Читаем без скачивания Благоволительницы - Джонатан Литтелл
Шрифт:
Интервал:
Закладка:
Я незамедлительно приступил к поискам Хоенэгга: он пребывал в добром здравии, и мне не составило особого труда его найти; он тоже работал в Берлине, в Медицинском отделе на Бендлерштрассе. Меня распирало от радости, я попросил его к телефону, не называя своего имени; когда Хоенэгг ответил: «Да?», в его голосе, тягучем, музыкальном, слышалось недовольство. «Профессор Хоенэгг?» — «Он самый. А с кем имею честь?» — «Вас беспокоят из СС. По поводу старого долга». Хоенэгг раздражался все больше: «Кто вы? О чем вы говорите?» — «О бутылке коньяка, обещанной мне вами девять месяцев назад». Хоенэгг разразился долгим смехом: «Увы, увы, должен вам кое в чем признаться: считая вас погибшим, я выпил ее за ваше здоровье». — «Бессовестный вы человек». — «Так выходит, вы живы». — «И получил повышение: я — штурмбанфюрер». — «Браво!

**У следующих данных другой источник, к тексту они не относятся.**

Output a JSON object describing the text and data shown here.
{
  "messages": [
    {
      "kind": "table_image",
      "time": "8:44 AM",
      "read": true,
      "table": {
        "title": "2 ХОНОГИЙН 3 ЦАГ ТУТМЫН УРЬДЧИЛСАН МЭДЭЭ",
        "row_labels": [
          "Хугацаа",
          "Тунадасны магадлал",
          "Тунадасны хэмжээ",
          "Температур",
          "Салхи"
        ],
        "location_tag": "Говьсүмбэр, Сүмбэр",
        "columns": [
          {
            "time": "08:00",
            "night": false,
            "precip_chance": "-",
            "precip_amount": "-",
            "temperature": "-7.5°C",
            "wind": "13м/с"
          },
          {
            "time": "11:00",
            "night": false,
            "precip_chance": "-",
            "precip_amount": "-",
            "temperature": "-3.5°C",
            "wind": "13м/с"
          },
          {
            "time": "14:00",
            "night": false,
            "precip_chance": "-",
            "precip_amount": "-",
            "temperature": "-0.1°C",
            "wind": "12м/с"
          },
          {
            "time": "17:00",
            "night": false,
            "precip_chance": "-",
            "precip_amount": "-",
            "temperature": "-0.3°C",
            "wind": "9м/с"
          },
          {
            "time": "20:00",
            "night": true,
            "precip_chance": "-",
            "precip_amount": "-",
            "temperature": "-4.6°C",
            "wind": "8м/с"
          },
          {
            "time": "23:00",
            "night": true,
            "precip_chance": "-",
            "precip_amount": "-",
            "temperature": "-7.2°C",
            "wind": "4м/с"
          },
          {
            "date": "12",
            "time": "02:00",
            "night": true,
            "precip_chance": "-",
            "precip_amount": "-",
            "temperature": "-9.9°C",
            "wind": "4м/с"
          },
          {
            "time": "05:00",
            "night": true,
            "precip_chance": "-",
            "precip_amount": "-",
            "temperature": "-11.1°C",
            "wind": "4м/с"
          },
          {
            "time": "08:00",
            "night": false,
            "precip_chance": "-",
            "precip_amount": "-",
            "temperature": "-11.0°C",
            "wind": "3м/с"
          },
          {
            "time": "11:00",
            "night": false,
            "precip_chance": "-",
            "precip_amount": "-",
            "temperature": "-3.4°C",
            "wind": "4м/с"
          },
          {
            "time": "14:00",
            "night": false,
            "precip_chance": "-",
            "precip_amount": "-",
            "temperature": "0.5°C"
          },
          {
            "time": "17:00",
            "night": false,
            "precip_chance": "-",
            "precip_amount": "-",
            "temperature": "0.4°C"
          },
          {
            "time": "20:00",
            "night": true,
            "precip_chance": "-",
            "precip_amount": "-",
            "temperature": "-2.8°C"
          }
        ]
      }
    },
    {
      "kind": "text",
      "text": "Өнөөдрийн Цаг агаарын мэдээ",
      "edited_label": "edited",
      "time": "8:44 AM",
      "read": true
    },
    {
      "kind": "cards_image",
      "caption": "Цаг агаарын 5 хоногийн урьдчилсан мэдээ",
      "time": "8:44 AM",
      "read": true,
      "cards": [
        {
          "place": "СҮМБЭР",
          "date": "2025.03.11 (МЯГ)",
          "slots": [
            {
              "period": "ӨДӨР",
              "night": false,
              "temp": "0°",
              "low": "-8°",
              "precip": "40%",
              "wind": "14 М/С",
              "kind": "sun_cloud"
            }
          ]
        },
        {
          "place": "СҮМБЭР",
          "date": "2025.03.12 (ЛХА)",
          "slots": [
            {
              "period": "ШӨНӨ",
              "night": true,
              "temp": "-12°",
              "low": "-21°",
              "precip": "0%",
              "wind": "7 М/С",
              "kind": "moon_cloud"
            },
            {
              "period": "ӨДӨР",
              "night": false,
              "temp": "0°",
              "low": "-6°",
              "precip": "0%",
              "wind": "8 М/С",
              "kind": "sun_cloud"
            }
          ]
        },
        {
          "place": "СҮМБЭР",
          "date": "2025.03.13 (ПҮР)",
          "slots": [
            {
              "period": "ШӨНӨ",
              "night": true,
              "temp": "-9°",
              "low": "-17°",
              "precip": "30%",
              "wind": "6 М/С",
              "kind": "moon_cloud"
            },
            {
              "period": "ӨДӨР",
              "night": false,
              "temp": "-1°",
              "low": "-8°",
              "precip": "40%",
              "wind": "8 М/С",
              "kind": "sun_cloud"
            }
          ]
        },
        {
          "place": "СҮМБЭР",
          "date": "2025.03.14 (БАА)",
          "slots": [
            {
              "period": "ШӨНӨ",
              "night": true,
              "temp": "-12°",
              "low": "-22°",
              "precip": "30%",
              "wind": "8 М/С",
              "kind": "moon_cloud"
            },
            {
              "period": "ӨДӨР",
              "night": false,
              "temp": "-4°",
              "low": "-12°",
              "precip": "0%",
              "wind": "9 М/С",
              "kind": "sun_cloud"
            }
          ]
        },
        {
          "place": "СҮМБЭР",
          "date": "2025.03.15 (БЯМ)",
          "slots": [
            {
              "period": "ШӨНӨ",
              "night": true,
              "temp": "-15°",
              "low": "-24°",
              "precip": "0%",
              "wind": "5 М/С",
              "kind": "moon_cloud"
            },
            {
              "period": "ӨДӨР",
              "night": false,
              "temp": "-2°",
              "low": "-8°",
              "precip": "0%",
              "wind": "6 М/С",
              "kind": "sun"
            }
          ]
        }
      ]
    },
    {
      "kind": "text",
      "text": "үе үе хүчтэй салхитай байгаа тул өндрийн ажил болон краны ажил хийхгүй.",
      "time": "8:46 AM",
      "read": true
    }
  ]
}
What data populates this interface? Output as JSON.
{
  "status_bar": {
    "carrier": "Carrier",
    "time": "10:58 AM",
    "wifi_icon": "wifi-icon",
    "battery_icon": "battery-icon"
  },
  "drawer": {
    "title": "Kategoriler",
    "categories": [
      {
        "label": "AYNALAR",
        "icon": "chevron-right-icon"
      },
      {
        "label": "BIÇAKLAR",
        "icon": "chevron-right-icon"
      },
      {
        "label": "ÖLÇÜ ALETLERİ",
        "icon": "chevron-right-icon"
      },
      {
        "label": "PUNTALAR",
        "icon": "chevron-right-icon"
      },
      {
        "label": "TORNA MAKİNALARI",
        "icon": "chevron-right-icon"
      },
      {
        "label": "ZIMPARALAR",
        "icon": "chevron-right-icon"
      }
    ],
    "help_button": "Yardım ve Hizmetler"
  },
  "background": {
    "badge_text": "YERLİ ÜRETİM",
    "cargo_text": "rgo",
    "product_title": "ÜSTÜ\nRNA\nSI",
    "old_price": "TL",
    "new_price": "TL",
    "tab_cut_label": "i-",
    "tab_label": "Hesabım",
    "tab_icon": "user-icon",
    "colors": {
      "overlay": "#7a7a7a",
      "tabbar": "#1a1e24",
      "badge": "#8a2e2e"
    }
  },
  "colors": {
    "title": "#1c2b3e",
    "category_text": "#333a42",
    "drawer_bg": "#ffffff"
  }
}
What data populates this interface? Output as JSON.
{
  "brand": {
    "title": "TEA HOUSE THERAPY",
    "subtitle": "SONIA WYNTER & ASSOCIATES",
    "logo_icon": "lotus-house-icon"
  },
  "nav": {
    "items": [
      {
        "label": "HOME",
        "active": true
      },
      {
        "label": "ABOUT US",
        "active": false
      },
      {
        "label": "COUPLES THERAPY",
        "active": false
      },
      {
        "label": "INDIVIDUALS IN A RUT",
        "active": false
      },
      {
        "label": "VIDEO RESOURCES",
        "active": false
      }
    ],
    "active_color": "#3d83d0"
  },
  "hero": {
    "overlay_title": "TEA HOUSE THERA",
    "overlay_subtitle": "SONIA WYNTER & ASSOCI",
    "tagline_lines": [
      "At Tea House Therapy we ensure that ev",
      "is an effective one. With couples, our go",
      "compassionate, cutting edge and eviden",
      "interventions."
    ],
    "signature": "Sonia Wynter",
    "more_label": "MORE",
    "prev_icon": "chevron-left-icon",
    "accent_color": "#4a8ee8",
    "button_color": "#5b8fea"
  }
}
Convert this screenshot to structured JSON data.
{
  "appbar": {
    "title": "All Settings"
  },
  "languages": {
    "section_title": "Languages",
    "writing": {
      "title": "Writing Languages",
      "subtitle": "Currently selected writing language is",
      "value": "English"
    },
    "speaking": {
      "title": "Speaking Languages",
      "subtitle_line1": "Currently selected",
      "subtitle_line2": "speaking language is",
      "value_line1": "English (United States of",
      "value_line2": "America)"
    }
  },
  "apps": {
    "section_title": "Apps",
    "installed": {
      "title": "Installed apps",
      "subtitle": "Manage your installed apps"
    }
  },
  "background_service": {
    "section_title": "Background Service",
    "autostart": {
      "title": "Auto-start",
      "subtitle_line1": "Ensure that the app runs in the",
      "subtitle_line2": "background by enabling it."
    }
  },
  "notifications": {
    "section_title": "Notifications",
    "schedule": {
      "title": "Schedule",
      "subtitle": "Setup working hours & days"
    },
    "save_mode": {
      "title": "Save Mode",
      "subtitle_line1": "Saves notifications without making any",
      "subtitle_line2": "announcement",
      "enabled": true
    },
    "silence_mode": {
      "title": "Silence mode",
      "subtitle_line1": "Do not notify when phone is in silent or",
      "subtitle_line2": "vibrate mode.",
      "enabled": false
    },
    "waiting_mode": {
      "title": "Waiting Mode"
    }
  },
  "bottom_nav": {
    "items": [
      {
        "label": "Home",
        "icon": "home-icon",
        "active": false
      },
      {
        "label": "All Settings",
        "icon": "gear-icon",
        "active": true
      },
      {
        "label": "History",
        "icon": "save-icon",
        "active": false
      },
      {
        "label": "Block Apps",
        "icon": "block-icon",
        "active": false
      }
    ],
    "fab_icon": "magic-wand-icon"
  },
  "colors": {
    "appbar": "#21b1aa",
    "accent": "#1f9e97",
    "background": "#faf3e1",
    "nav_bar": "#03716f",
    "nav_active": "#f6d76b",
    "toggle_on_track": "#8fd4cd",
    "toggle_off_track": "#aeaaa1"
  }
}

Тогда мне ничего другого не остается, как откопать еще одну бутылку». — «Даю вам двадцать четыре часа: разопьем ее завтра вечером. Взамен я приглашаю вас на ужин в «Борхардте». В восемь вам удобно?» Хоенэгг присвистнул: «Вам, вероятно, и оклад прибавили. Но позвольте предупредить, что сезон устриц еще не настал». — «Неважно: мы полакомимся кабаньим паштетом. До завтра».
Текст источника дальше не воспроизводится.